If you are giggling at these sentences, you are part of the problem—not the solution. Attitudes about control, power, and violence begins early.

 

This affects all of us later on.

 

  1. The Health Care System Suffers:   FORBES Healthcare notes that Domestic violence costs $8.3 billion in expenses annually: a combination of higher medical costs ($5.8 billion) and lost productivity ($2.5 billion)

 

Domestic violence leads to an increased incidence of chronic disease: Abused women are 70 percent more likely to have heart disease, 80 percent more likely to experience a stroke and 60 percent more likely to develop asthma.

 

None of us are untouched by fists and punches and razor sharp words.

 

  1. We Cannot Change Anyone:    Shame.      Silence.      Secrets.

 

Shhhh, don’t tell. Telling makes us weak and stupid for staying. Telling makes it real. She keeps trying to convince herself he will change. She keeps hoping things will get better. It doesn’t. In fact, it gets worse. Now, the children are drawn in. Now, the children are interwoven into the abuse.

 

Nobody. Absolutely Nobody will change unless he/she desires to.   But you can.

 

Staying in an abusive relationship affects all of us. Staying in an abusive relationship shapes our children and the children of their children.

 

  1. We Are Human Beings: Which means, we are God’s greatest achievement. We are meant to thrive, live our lives to the fullest, and EMPOWER others.

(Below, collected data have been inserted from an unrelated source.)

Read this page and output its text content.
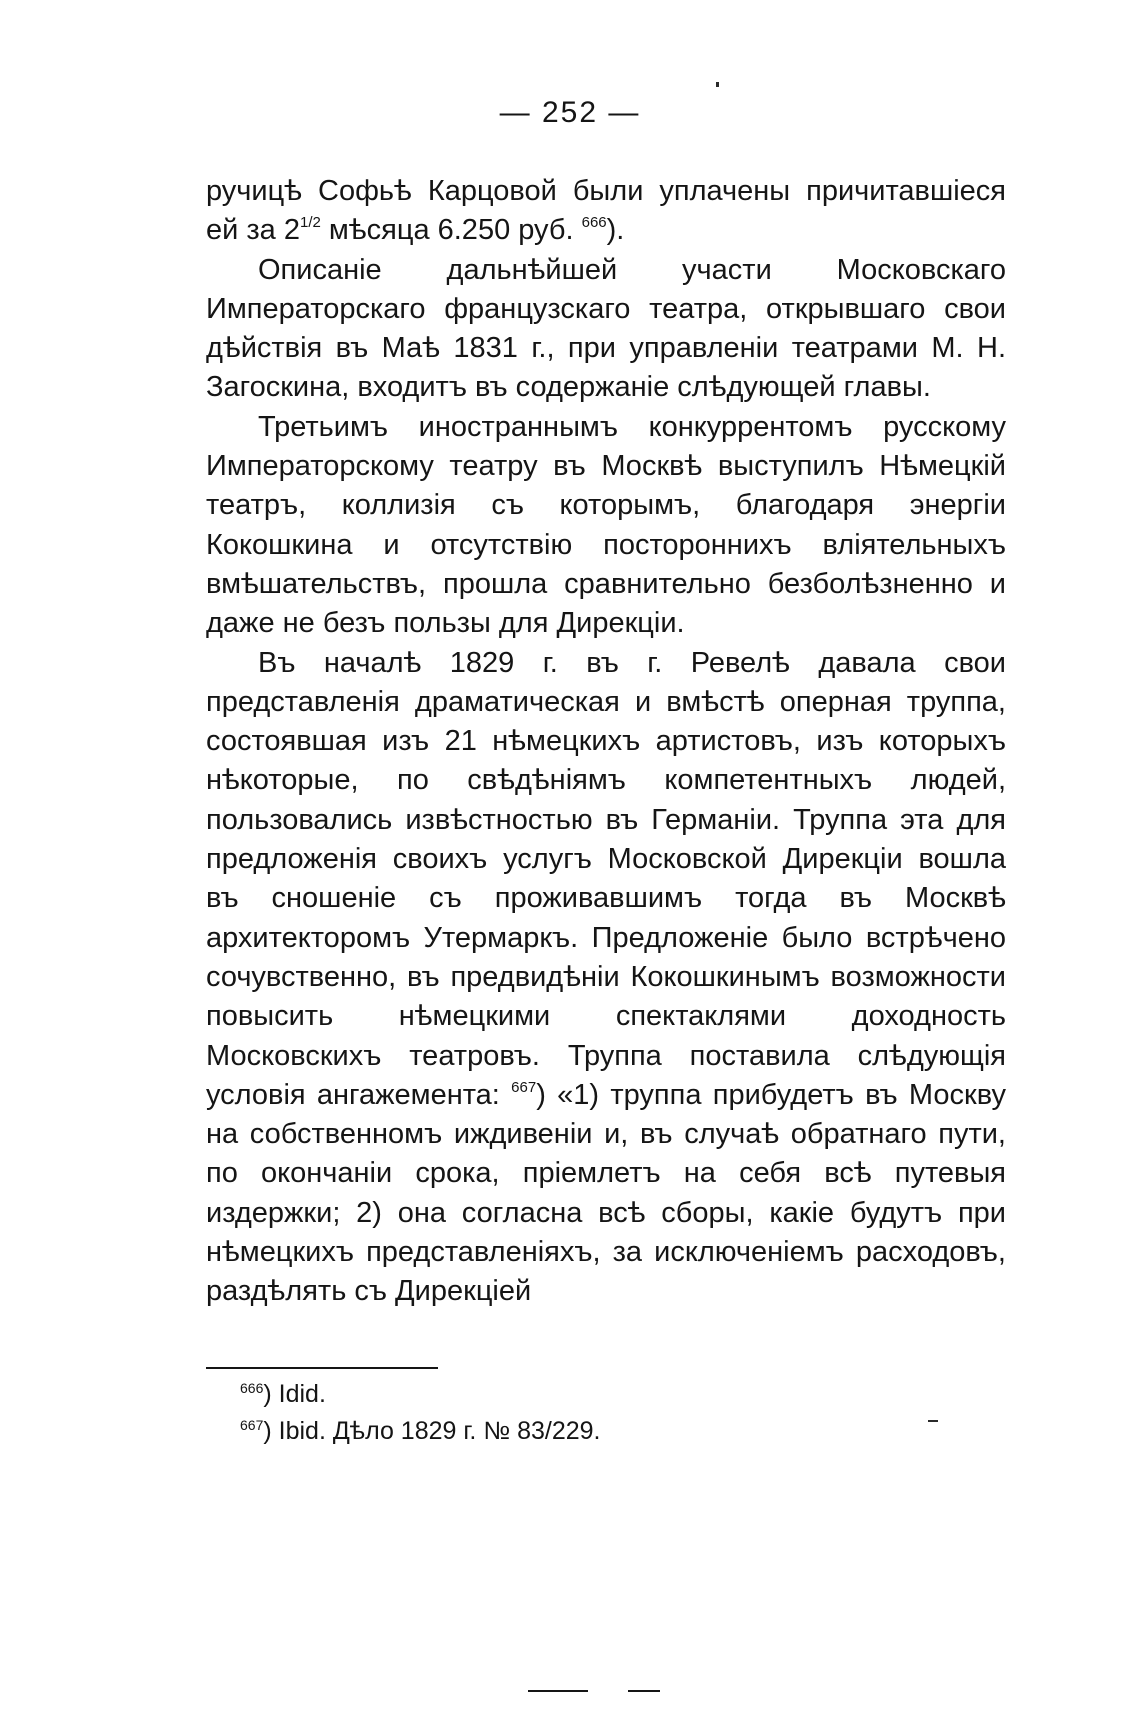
— 252 —

ручицѣ Софьѣ Карцовой были уплачены причитавшіеся ей за $2^{1/2}$ мѣсяца 6.250 руб. $^{666}$).

Описаніе дальнѣйшей участи Московскаго Императорскаго французскаго театра, открывшаго свои дѣйствія въ Маѣ 1831 г., при управленіи театрами М. Н. Загоскина, входитъ въ содержаніе слѣдующей главы.

Третьимъ иностраннымъ конкуррентомъ русскому Императорскому театру въ Москвѣ выступилъ Нѣмецкій театръ, коллизія съ которымъ, благодаря энергіи Кокошкина и отсутствію постороннихъ вліятельныхъ вмѣшательствъ, прошла сравнительно безболѣзненно и даже не безъ пользы для Дирекціи.

Въ началѣ 1829 г. въ г. Ревелѣ давала свои представленія драматическая и вмѣстѣ оперная труппа, состоявшая изъ 21 нѣмецкихъ артистовъ, изъ которыхъ нѣкоторые, по свѣдѣніямъ компетентныхъ людей, пользовались извѣстностью въ Германіи. Труппа эта для предложенія своихъ услугъ Московской Дирекціи вошла въ сношеніе съ проживавшимъ тогда въ Москвѣ архитекторомъ Утермаркъ. Предложеніе было встрѣчено сочувственно, въ предвидѣніи Кокошкинымъ возможности повысить нѣмецкими спектаклями доходность Московскихъ театровъ. Труппа поставила слѣдующія условія ангажемента: $^{667}$) «1) труппа прибудетъ въ Москву на собственномъ иждивеніи и, въ случаѣ обратнаго пути, по окончаніи срока, пріемлетъ на себя всѣ путевыя издержки; 2) она согласна всѣ сборы, какіе будутъ при нѣмецкихъ представленіяхъ, за исключеніемъ расходовъ, раздѣлять съ Дирекціей

$^{666}$) Idid.
$^{667}$) Ibid. Дѣло 1829 г. № 83/229.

We are designed to rise up from the depths of darkness into immeasurable light.

 

We were not created to be exploited, beaten, crushed, and placed inside a cage.

 

We were not created to have our souls die before we do.

 

Because when the soul stops breathing…

 

     The universe stops breathing, too.

 

——What you can do TODAY:

TELL somebody: A neighbor, family member, your pastor, a stranger, your co-worker.

 

Never.  EVER.  stay silent about domestic violence.

 

Click Here For HERE for help NOW.

 

Call the domestic Abuse hotline to make a safety plan now: 1-800-799-7233

((((( Break The Chains TODAY!!! )))))   I play this every single day before work.  It EMPOWERS ME.  It is my prayer.  What is your prayer?  What makes you strong,  darling?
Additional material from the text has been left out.